Vertical 01

ADA Title III — Public Accommodations

Title III governs places of public accommodation operated by private entities. Investigation files in this vertical are built to survive deposition under Chapman, Pickern, and Langer v. Kiser, and to withstand the standing scrutiny telegraphed by Acheson Hotels v. Laufer.

1. Scope of the vertical

Title III reaches twelve enumerated categories of public accommodation under 42 U.S.C. § 12181(7) — from retail and restaurants to professional offices, lodging, and places of recreation. This office concentrates on the categories most often subject to documented barrier evidence: retail, restaurants, professional offices, lodging, and recreation.

Within California, Title III investigations are typically paired with parallel Unruh Civil Rights Act analysis (Cal. Civ. Code §§ 51, 52), with state-court practice now subject to Arroyo v. Rosas, 19 F.4th 1202 (9th Cir. 2021) and Vo v. Choi, 49 F.4th 1167 (9th Cir. 2022), which discourage federal supplemental jurisdiction over Unruh damages claims in high-frequency- litigant cases.

2. Ninth Circuit standing doctrine

Three doctrines combine to define a defensible record:

  • Deterrence-based standing. Pickern v. Holiday Quality Foods Inc., 293 F.3d 1133 (9th Cir. 2002): a disabled plaintiff deterred from returning to a noncompliant facility he or she otherwise would patronize suffers concrete, ongoing injury.
  • Encountered-plus-related barriers. Chapman v. Pier 1 Imports (U.S.) Inc., 631 F.3d 939 (9th Cir. 2011) (en banc): once standing is established as to one barrier, the plaintiff may challenge related barriers within the same facility.
  • Tester credibility. Langer v. Kiser, 57 F.4th 1085 (9th Cir. 2023): a plaintiff's status as a tester does not by itself undermine standing where the factual record establishes genuine deterrence and intent to return.

See the case-law tracker for full citations.

3. Field protocol

Each Title III investigation begins with a geographic-nexus declaration — the plaintiff's residence, patronage radius, and historical relationship to the subject corridor are documented before any field work begins. Field visits are then conducted under the office's published protocol:

  1. Contemporaneous photograph set with embedded EXIF timestamp and geolocation metadata, captured on a hash-logged camera.
  2. Dimensional measurement against the 2010 ADA Standards (28 C.F.R. pt. 36, app. B), with a calibrated digital level and measuring tape; measurements recorded against a posted reference scale visible in the photograph.
  3. Disability-specific barrier impact narrative recorded in the plaintiff's own voice, in a form admissible as a deposition exhibit.
  4. Concrete intent-to-return record: a specific identified reason for return (a product, service, or event tied to the subject location).

Full protocol detail is published in /methodology.

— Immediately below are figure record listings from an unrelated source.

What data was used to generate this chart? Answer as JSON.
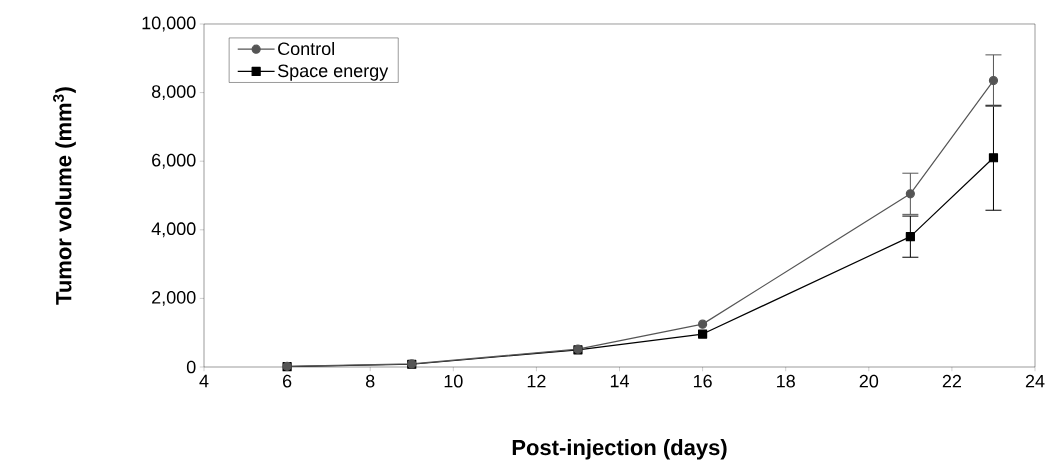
{
  "chart_data": {
    "type": "line",
    "xlabel": "Post-injection (days)",
    "ylabel": "Tumor volume (mm$^{3}$)",
    "x": [
      6,
      9,
      13,
      16,
      21,
      23
    ],
    "series": [
      {
        "name": "Control",
        "color": "#555555",
        "marker": "circle",
        "values": [
          20,
          90,
          520,
          1250,
          5050,
          8350
        ],
        "errors": [
          null,
          null,
          null,
          null,
          [
            4450,
            5650
          ],
          [
            7600,
            9100
          ]
        ]
      },
      {
        "name": "Space energy",
        "color": "#000000",
        "marker": "square",
        "values": [
          10,
          80,
          500,
          960,
          3800,
          6100
        ],
        "errors": [
          null,
          null,
          null,
          null,
          [
            3200,
            4400
          ],
          [
            4570,
            7630
          ]
        ]
      }
    ],
    "xlim": [
      4,
      24
    ],
    "xticks": [
      4,
      6,
      8,
      10,
      12,
      14,
      16,
      18,
      20,
      22,
      24
    ],
    "ylim": [
      0,
      10000
    ],
    "yticks": [
      0,
      {
        "value": 2000,
        "label": "2,000"
      },
      {
        "value": 4000,
        "label": "4,000"
      },
      {
        "value": 6000,
        "label": "6,000"
      },
      {
        "value": 8000,
        "label": "8,000"
      },
      {
        "value": 10000,
        "label": "10,000"
      }
    ],
    "legend": "top left",
    "grid": false,
    "line_style": "solid"
  }
}
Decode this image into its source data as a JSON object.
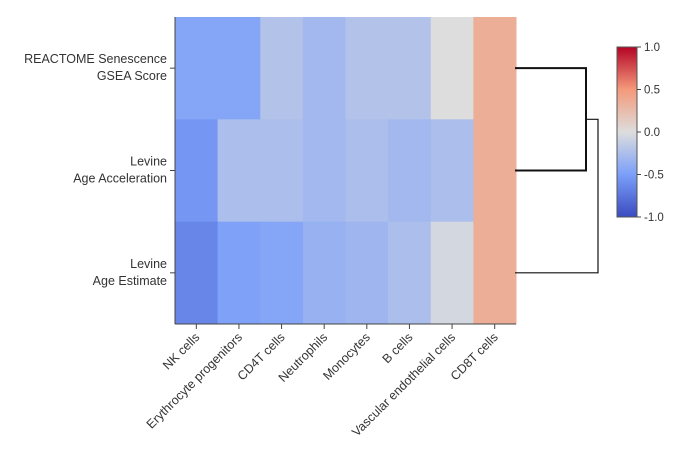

4. What an investigation file contains

  • Cover sheet with serial number, date opened, and vertical.
  • Geographic-nexus declaration with map exhibit.
  • Field photograph set with hash log and EXIF preservation note.
  • Dimensional-measurement table cross-referenced to the 2010 Standards.
  • Barrier-impact narrative in the plaintiff's voice.
  • Intent-to-return statement with specific identified reason.
  • Litigation-exhibit screen sign-off.
  • Redaction key, when published.

5. Recurring barrier taxonomy

Across hundreds of California Title III investigations, the recurring barrier categories cluster as follows:

  • Primary-entrance step-up or threshold height non-compliance.
  • Path-of-travel deflection from accessible parking to entrance.
  • Designated accessible parking stripe geometry and signage.
  • Restroom clear-floor-area and grab-bar geometry.
  • Service counter and point-of-sale terminal height.
  • Dining-area route width and aisle obstruction.